What is it about Roman institutions that allows them to get away with inconsistent, often mediocre food? Is it nostalgia that leads locals to give them a pass? In the case of Da Felice in Testaccio, I’m going to go with a resounding yes. This restaurant is undoubtedly part of Rome’s gastronomic folklore yet, it doesn’t deliver the bounty a place of its status
should must. It opened in 1936 and its namesake, Felice Trivelloni, was a notorious curmudgeon who doled out tables only to those he deemed fit. Even before his passing in October 2009, his son Franco had taken the helm, and the torch of grouchiness, so to speak.
I like restaruants with cult status just as much as the next person, and I acknowledge the attraction of restaurants where you have to “earn your place” (though let the record show I find such practices offensive). But I’m not blinded by any nostalgic illusions here. I didn’t grow up eating at Da Felice, and even if I had, I doubt Monday’s meal wouldn’t have tasted any better.
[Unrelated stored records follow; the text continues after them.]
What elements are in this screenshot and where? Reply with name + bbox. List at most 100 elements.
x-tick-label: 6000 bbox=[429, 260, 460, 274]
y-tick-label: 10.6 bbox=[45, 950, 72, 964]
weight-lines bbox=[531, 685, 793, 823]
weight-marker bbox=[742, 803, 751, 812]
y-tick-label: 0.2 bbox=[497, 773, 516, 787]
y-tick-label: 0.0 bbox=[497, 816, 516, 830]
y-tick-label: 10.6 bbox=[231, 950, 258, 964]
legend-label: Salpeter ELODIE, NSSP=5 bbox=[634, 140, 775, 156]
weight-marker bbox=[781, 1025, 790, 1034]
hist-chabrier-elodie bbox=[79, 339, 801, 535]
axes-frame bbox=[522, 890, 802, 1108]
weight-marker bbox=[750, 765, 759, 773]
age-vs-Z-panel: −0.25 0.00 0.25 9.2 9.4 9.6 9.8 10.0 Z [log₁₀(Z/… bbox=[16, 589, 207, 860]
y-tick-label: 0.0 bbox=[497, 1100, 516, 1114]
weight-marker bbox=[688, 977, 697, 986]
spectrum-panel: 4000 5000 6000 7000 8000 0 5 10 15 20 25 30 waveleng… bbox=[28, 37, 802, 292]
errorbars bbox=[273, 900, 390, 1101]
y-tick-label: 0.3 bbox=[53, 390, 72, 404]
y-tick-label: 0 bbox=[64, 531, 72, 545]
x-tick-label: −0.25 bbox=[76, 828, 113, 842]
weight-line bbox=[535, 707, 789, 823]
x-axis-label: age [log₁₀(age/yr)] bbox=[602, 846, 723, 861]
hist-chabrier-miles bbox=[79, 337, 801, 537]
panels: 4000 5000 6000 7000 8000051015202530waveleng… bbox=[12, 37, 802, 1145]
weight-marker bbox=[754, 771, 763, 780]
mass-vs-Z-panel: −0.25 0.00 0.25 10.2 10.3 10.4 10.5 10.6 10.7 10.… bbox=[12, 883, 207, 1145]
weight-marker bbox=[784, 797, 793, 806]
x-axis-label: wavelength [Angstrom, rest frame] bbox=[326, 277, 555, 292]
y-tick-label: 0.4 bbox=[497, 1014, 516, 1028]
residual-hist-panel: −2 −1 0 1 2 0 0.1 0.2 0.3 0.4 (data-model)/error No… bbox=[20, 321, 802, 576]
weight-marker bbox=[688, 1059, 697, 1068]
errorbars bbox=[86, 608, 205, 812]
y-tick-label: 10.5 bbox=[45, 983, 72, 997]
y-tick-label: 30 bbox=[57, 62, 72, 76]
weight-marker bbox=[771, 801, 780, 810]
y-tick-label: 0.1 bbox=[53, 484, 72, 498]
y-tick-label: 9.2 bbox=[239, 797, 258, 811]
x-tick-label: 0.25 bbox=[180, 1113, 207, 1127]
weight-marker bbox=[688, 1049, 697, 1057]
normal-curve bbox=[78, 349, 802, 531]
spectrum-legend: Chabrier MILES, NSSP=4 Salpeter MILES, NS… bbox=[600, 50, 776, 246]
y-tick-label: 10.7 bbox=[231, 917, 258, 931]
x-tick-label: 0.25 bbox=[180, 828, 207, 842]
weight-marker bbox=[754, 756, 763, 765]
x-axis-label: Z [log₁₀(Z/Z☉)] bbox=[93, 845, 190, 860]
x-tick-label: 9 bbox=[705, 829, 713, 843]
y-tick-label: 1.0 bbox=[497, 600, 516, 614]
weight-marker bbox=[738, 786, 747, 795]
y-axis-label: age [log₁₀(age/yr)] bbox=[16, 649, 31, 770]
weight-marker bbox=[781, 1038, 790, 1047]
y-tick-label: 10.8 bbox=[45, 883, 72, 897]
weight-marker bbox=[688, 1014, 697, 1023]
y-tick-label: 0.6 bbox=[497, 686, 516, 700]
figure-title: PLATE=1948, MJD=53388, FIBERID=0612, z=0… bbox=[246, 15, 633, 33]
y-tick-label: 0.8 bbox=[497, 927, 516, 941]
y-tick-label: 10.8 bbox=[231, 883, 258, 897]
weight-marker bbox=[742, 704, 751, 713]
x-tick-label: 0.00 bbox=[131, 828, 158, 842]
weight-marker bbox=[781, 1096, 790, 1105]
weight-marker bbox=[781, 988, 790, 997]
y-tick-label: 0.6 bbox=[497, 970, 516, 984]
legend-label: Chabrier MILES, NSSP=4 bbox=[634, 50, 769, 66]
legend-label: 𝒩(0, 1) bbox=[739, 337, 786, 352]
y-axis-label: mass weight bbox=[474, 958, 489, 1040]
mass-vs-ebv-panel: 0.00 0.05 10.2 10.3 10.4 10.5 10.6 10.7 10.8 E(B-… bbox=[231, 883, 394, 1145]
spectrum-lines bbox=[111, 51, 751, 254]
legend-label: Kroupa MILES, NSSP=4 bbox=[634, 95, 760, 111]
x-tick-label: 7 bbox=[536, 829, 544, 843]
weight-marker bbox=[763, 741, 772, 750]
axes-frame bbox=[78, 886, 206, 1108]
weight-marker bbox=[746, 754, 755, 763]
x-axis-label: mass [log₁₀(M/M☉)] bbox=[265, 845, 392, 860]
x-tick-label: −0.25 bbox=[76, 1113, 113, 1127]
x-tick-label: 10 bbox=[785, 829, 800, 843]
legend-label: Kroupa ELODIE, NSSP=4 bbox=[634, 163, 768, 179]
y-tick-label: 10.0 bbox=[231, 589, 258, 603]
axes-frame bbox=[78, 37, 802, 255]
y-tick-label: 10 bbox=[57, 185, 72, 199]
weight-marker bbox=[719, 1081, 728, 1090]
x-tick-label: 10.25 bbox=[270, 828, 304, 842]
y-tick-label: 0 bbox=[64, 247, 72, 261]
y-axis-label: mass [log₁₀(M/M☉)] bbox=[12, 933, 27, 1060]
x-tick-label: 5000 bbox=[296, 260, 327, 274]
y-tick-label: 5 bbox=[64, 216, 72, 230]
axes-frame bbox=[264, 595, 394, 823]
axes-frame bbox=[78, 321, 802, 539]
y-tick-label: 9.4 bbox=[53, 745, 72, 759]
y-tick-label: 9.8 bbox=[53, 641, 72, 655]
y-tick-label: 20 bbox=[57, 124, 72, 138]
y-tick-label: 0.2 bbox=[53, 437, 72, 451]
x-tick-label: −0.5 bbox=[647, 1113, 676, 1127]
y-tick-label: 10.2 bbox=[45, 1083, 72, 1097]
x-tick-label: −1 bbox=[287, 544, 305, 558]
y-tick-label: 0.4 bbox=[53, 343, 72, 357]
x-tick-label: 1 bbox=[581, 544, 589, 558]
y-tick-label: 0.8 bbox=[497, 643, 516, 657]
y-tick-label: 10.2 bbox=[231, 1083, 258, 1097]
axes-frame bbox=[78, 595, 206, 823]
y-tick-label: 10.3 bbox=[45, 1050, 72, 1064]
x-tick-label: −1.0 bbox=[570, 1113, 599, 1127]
Sadly, Da Felice no longer excels, even at its signature dish, abbacchio al forno con le patate (baked lamb with potatoes). This is just one symptom of Da Felice’s sad decline. This news is not groundbreaking or radically new. For whatever reason, the food hasn’t been amazing at Da Felice for some time. But my last meal was particularly tragic, consisting of a series of classic dishes that went from good to bad to worse.
Things started off with a bang, however. Two golden filetti di baccala had the ideal batter-to-fish ratio and a pleasant lightness. Excellent. My friend Tuba‘s cacio e pepe, which was tossed tableside, received high marks. I was less excited by my gricia, which was adequate, but nothing special. The guanciale was suspiciously lacking in fattiness. Was that pork jowl or pancetta on my plate?
Things got seriously dire with the second courses. The polpette were amorphous, damp, pulpy balls, a description which hardly does their mediocrity justice. But the real disappointment was with the house specialty, abbacchio al forno con le patate.
A massive hunk of lamb was served with potatoes. So far so good. The crust of the meat was slightly crisp and well seasoned. Promising. The inside was dry as a bone. Devastating. The meat was so devoid of moisture, I had to call on the acidity of the wine to get the saliva going again.
Roman trattorie routinely overcook their meat, but the lamb at Da Felice was inedible. It was an abomination of the worst kind, a waste of precious meat, and a manifestation of an institution’s unfortunate decline.